The clutch control lever (located on the handle bar) should have a 5 - 8 mm play. This play is measured at the lever end. The normal play of the lever ensures full engagement and disengagement of the clutch. If the play is smaller than specified, the clutch slips. With excessive play, the clutch drags, i.e. the disengagement is incomplete. Use the adjusting screw on the clutch control cable to adjust the play.
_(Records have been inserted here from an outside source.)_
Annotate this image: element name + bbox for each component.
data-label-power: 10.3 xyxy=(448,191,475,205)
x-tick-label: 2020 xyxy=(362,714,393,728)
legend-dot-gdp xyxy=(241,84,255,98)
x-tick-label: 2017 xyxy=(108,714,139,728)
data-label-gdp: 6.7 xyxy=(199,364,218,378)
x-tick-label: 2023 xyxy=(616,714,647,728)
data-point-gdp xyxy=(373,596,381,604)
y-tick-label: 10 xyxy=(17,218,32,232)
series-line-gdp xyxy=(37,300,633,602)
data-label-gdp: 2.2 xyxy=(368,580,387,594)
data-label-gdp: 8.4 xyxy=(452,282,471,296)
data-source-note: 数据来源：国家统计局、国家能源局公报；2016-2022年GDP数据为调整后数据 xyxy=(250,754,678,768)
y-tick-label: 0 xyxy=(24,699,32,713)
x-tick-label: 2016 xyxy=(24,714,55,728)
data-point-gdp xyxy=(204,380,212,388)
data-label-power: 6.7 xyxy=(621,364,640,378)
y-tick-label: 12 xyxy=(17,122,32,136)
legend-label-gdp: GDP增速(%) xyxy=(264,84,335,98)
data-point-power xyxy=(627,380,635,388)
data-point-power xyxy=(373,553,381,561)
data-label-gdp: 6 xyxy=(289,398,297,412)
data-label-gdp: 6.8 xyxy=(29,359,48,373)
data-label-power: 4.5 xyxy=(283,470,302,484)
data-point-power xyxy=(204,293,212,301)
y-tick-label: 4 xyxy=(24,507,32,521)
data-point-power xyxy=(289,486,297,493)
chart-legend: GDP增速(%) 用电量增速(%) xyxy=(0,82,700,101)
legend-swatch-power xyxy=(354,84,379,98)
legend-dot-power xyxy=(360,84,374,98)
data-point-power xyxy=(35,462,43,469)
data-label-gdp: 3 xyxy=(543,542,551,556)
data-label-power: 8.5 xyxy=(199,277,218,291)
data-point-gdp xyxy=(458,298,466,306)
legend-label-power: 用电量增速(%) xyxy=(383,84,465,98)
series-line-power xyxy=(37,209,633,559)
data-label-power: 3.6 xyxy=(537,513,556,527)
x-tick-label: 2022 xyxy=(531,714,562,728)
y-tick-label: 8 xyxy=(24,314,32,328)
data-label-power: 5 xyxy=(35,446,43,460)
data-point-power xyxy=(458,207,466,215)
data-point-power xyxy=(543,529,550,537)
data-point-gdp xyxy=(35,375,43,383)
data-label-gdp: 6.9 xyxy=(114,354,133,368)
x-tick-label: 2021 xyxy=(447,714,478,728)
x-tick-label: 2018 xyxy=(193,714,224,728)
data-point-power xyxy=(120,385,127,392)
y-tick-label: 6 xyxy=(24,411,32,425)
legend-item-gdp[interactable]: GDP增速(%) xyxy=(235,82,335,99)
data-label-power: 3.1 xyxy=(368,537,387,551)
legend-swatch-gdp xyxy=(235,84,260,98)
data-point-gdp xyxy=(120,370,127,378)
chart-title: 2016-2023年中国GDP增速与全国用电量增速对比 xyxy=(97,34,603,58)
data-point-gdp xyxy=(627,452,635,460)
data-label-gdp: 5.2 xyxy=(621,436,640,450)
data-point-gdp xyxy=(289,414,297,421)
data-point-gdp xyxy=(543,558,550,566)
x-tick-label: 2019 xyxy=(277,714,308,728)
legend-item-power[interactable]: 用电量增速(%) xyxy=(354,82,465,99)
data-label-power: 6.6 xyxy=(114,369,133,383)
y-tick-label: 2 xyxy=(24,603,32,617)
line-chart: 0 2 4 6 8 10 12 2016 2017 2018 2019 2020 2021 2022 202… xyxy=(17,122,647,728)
Gearbox with Reverse Gear.
The principal parts of the gearbox are the split box with covers, clutch shaft and main shaft with gears and shift sleeves, the gear shift mechanism, the kick starter and the reverse gear engagement mechanism. Shafts. The clutch shaft is installed in the ball and roller bearings. The shaft is made integral with the gear rims of the 1st, 2nd and 3rd gears. The gear of the 4th gear is fixed on a segment key. The main shaft is set on two ball bearings. The pinions of the 1st, 2nd, 3rd and 4th gears rotate freely over the splines outer surface. Two sleeves are set on the splines of the main shaft, the gears are connected with the shaft by means of the gearshift sleeve. Involutes teeth are threaded on the outer surface of the engagement sleeve of the 1 st and 2nd gears. The gears are lubricated through labyrinth cavities in the casing, axial and radial bores in the shaft. The gear of the kick-starter has an additional small rim. The intermediate gear is installed on the neck of the bracket that travels in the Longitudinal direction of the shaft. Bronze bushings are pressed into the gear holes of the kick-starter, intermediate and 1 st gear of the main shaft. The kick-starter consists of shaft with pawl, the kick lever, return spring and kick-starter gear. The shaft is supported by the bushings provided in the gearbox casing.
The gear shift mechanism.
Gear shifting is performed in sequence. Downshifts are made by pushing down front of the gearshift lever, while up shifts are made by pushing down on the rear of the gearshift lever arm. The reverse gear engagement mechanism consists of quadrant with a shaft with the reverse gear engagement lever secured on it, together with an intermediate gear set on the bracket. The intermediate gear travels along the shaft, from the reverse gear engagement quadrant. When the reverse gear is engaged, the intermediate gear travels with the bracket along the shaft and connects the small rim of the starting gear with the rim of the sleeve engaging the 1st and 2nd gears on the main shaft. The reverse gear must be engaged from neutral. When the reverse gear engagement lever is returned to its initial position, the gear shift mechanism is set into the neutral position.
The driveshaft incorporates a flexible joint, the driveshaft and the universal joint. The flexible joint is a rubber-coupling sleeve. The propeller shaft is aligned by means of the ball end of the main shaft that enters the socket in the front end of the propeller shaft.
Brakes should be "bedded in" during the initial running in period. Speeds during this period should not exceed 70 km/h with sidecar attached, 90 km/h without sidecar (see "Speeds Recommended for Running in" table). Follow bedding in procedures carefully. Make approximately 100 stops using 75% of full braking power. This can be done over several periods and need not be done in one session. Choose an area with clean, dry pavement and no obstructions. Travel in a straight line and apply both the hand (front) brake as well as the foot (rear) brake. After burnishing the brake shoes, adjust your brakes on each wheel to reduce the gap between shoes and drums. This procedure will ensure maximum braking performance during the running-in period and is essential before raising your top speed, after your CJ750 has been carefully run in.